2. Da das FG von einer anderen Rechtsauffassung ausgegangen ist, ist die Vorentscheidung aufzuheben. Die Sache ist spruchreif. Die Klage ist abzuweisen, weil die strittigen Aufwendungen auf der Grundlage der vom FG getroffenen tatsächlichen Feststellungen in vollem Umfang als Herstellungskosten i.S. von § 255 Abs. 2 Satz 1 HGB (anschaffungsnahe Aufwendungen) zu beurteilen sind.

a) Herstellungskosten als Folge einer über den ursprünglichen Zustand hinausgehenden wesentlichen Verbesserung (§ 255 Abs. 2 Satz 1 Alternative 3 HGB) können dann vorliegen, wenn in zeitlicher Nähe zur Anschaffung - in der Regel innerhalb von drei Jahren - im Verhältnis zum Kaufpreis hohe Reparatur- oder Modernisierungsaufwendungen anfallen (sog. anschaffungsnaher Herstellungsaufwand; BFH-Urteile vom 11. August 1989 IX R 44/86, BFHE 158, 240, BStBl II 1990, 53; vom 30. Juli 1991 IX R 123/90, BFHE 165, 253, BStBl II 1992, 30; vom 29. Oktober 1991 IX R 117/90, BFHE 165, 203, 205, BStBl II 1992, 285; vom 23. September 1992 X R 10/92, BFHE 169, 331, BStBl II 1993, 338). In derartigen Fällen sprechen die Höhe der Aufwendungen im Verhältnis zum Kaufpreis und deren enger zeitlicher Zusammenhang mit der Anschaffung dafür, daß die Aufwendungen das Gebäude nicht in dem Zustand erhalten sollen, in dem es sich im Zeitpunkt des Erwerbs befand, sondern daß bereits zu diesem Zeitpunkt ein Bedarf an erheblichen Instandsetzungs- und Modernisierungsmaßnahmen bestanden hatte, deren Durchführung das Gebäude über seinen beim Erwerb gegebenen Zustand hinaus wesentlich verbessert. Eine solche wesentliche Verbesserung ist dann aufgrund der Art der Baumaßnahmen und der Höhe des dadurch bedingten Aufwands im Verhältnis zur Höhe des Kaufpreises offenkundig (Senatsurteil in BFHE 166, 203, 205, BStBl II 1992, 285).

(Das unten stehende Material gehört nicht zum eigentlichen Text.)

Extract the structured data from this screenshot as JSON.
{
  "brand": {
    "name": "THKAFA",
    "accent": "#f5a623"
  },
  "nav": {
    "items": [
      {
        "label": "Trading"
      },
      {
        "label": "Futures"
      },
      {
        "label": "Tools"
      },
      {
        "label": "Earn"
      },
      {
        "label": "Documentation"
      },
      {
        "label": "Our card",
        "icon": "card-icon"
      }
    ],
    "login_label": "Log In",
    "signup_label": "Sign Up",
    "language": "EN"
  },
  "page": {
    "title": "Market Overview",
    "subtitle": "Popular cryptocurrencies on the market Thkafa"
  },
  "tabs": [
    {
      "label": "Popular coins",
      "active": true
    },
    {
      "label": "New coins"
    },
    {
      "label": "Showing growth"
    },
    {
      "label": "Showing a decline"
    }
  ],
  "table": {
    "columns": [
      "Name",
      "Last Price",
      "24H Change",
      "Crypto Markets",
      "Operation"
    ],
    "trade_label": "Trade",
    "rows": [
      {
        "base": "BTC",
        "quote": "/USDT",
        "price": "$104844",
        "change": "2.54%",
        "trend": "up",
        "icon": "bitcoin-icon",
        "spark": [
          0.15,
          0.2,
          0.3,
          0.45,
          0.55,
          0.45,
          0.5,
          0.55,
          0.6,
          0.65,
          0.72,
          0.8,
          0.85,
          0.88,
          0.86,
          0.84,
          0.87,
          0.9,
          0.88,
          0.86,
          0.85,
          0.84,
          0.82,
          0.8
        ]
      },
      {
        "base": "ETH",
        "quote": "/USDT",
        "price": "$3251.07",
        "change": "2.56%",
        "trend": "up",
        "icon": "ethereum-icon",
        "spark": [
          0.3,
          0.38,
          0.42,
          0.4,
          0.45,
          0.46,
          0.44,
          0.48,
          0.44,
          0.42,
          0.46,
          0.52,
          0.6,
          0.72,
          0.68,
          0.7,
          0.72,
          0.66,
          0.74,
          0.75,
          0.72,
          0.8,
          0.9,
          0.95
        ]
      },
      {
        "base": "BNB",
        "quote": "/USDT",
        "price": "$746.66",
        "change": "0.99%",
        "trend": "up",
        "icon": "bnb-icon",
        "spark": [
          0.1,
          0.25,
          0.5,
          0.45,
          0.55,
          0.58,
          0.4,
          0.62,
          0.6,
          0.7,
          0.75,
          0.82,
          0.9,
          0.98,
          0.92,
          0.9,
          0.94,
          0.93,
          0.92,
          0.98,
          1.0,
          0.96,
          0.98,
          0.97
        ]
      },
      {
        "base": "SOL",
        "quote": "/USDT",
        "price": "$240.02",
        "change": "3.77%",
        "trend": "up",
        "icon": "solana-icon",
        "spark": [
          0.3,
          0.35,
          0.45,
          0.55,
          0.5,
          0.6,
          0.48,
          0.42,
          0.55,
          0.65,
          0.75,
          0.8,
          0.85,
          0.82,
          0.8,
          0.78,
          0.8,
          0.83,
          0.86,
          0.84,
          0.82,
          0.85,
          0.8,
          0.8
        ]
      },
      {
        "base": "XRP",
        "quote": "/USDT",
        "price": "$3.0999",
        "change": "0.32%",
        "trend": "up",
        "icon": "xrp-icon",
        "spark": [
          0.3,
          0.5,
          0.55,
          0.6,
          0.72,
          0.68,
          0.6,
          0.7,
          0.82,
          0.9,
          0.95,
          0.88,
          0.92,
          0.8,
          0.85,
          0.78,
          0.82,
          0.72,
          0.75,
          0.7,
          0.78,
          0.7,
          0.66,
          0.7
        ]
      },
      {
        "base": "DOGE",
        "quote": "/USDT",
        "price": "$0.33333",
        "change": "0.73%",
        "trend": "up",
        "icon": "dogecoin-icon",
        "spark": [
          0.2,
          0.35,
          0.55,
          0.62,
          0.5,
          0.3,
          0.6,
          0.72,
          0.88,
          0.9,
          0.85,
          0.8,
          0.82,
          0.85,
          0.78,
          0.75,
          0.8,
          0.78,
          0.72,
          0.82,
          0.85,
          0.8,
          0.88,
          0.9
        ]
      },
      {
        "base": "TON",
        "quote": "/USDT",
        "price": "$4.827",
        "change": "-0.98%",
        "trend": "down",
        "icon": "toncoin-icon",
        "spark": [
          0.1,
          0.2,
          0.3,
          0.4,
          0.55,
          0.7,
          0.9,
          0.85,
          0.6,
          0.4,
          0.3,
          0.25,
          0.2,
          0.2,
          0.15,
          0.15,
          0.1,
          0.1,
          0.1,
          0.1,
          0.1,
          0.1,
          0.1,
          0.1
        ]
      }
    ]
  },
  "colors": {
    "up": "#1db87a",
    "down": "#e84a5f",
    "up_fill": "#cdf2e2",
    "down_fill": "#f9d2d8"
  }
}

b) Diese Grundsätze gelten sinngemäß auch dann, wenn umfangreiche Instandsetzungs- und Modernisierungsaufwendungen in engem zeitlichen Zusammenhang mit dem teilentgeltlichen Erwerb eines Gebäudes stehen. Dann sprechen die Höhe der Aufwendungen im Verhältnis zum Verkehrswert des Gebäudes und ihr enger zeitlicher Zusammenhang mit dem Erwerb ebenfalls dafür, daß die Aufwendungen das Gebäude über den Zustand im Zeitpunkt des Erwerbs hinaus wesentlich verbessert haben. Im Streitfall ist eine solche wesentliche Verbesserung aufgrund der Höhe der Aufwendungen, die im Streitjahr und im Folgejahr zusammengenommen den Wert des bebauten Grundstücks sogar überstiegen haben, sowie aufgrund der vom FG im einzelnen festgestellten Baumaßnahmen offenkundig.